The microfluidics market is expected to reach $7.5 billion by 2020, up from $3.1 billion in 2015, at a compound annual growth rate of 19.3%, according to Market & Markets. The microfluidics market has grown over the last decade due to the growing pharmaceutical and biotechnology research funding, rising incidences of lifestyle diseases and rising geriatric population. However, high prices of microfluidic proteomic and genomic analysis platforms, low market visibility for current microfluidic products and reluctance among researchers to use microfluidic technology are inhibiting growth, according to the report.
To a large extent, creating easier methods for manufacturing could help counteract these barriers. Tony Holtz, a technical specialist at Proto Labs, says the traditional manufacturing methods won’t work well for microfluidic parts. CNC or injection molding, he says don’t work because the parts require very flat surfaces, with clear, thin and shallow features.
“These are difficult to produce in a mold that is milled and hand-polished,” Holtz explains, noting that the small sizes of the features are not distinguishable.
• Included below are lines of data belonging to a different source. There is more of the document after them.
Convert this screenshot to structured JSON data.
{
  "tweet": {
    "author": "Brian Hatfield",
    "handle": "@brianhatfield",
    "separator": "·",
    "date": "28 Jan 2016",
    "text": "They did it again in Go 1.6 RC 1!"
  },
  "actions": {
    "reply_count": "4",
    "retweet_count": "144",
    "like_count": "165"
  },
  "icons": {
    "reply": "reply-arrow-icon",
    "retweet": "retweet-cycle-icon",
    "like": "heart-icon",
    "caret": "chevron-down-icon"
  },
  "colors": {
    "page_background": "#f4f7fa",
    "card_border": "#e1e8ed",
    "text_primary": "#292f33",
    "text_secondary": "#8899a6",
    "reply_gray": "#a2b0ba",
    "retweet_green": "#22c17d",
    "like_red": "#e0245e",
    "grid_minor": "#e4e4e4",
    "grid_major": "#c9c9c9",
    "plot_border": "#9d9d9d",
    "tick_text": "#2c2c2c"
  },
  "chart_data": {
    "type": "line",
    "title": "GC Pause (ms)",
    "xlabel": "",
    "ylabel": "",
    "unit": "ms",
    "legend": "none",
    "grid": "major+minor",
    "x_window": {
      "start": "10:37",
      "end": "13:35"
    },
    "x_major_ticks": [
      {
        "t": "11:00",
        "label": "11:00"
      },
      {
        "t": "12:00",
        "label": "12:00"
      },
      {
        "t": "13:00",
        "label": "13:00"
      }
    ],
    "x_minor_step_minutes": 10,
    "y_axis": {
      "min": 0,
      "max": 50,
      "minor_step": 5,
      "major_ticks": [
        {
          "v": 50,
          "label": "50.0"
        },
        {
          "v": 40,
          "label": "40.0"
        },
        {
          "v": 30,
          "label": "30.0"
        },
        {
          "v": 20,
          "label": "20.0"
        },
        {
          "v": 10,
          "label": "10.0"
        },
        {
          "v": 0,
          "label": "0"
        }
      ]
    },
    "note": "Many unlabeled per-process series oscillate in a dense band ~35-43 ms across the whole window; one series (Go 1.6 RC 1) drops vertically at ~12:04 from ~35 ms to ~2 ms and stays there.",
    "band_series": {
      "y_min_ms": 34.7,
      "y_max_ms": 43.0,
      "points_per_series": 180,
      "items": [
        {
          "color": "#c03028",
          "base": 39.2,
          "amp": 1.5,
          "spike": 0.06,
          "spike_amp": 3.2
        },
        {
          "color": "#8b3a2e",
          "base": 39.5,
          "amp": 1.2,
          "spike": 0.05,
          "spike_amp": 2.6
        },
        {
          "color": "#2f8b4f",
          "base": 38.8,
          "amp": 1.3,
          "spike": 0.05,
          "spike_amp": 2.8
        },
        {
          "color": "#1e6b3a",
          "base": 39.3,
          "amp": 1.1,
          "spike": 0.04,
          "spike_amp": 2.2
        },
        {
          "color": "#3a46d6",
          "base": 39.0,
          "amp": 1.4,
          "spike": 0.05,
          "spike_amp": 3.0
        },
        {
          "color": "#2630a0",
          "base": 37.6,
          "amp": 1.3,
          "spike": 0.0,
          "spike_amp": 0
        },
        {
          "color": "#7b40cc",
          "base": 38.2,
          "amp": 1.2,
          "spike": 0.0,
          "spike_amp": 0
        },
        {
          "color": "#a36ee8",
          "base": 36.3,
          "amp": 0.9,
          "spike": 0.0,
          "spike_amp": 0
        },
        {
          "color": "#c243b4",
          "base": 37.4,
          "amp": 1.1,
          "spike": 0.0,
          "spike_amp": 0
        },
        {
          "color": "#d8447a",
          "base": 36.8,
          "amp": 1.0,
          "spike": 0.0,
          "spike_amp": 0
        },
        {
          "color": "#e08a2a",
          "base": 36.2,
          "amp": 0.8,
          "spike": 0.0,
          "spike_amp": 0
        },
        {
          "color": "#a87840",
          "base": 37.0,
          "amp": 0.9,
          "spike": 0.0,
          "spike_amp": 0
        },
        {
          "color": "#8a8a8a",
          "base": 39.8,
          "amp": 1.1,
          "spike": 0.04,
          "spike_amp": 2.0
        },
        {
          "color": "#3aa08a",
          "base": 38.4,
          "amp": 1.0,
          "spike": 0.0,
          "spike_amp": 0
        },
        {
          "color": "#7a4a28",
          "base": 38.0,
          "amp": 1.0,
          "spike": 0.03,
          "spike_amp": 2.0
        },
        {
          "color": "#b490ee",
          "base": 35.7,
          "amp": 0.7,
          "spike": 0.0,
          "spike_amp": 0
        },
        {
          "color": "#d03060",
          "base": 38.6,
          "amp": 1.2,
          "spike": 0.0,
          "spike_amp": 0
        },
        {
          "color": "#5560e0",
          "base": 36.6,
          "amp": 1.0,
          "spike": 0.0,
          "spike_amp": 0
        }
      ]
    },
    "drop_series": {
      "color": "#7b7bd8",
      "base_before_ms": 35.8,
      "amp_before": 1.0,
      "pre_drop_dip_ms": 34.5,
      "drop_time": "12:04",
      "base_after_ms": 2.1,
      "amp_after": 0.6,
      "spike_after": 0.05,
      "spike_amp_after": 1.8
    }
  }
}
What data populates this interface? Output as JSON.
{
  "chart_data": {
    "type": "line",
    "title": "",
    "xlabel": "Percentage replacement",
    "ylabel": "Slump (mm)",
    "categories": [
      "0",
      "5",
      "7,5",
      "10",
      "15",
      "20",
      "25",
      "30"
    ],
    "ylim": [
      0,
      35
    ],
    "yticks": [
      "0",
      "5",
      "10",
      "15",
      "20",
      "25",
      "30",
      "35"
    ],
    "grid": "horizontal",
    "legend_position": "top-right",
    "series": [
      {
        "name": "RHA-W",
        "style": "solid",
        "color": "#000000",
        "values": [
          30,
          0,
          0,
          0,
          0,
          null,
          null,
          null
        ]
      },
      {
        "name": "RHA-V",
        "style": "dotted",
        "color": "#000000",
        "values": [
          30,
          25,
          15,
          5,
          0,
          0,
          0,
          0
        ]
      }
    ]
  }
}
The pressures in injection molding can roll the edges; ejector pins play an important role in removing parts from a mold, but they also introduce cosmetic flaws that are challenging to manage in microfluidic parts. “The process is not impossible and we still create microfluid parts with injection molding, but there are better ways,” Holtz says.
Instead of injection molding, Holtz says Proto Labs prefers to use a process called stereolithography (SL). “We use an ultraviolet laser drawing on the surface of a thermoset resin material.” High-resolution SL can produce features in layer as thin as 0.002 in.,, fine enough detail to satisfy microfluidics requirements.
Holtz notes that Proto Labs recommends channel sizes of 0.025 in. square cross sections with a minimum wall thickness of 0.004 in. for X and Y dimensions and 0.016 in. for the Z dimension. Of course, he says, some clients need even smaller features and may need staff engineers to come up with designs to meet those needs.
Special builds for clarity
One of the chief concerns for microfluidics designers is the clarity of the final part. Holtz says achieving that level of clarity required Proto Labs to create a special system for the parts. The company uses a substrate build on a clear sheet of acrylic, which yields a surface that needs minimal polishing.
“In particular, the down faces need to be smooth and clear with minimal post-build processing,” he explains. Proto Labs developed its SL so that there are no support structures on the down faces so the surfaces retain the highest clarity. Up facing surfaces need the next best clarity and are followed by any vertical surfaces. All surfaces are sanded or polished to remove visible layers on the flat surfaces.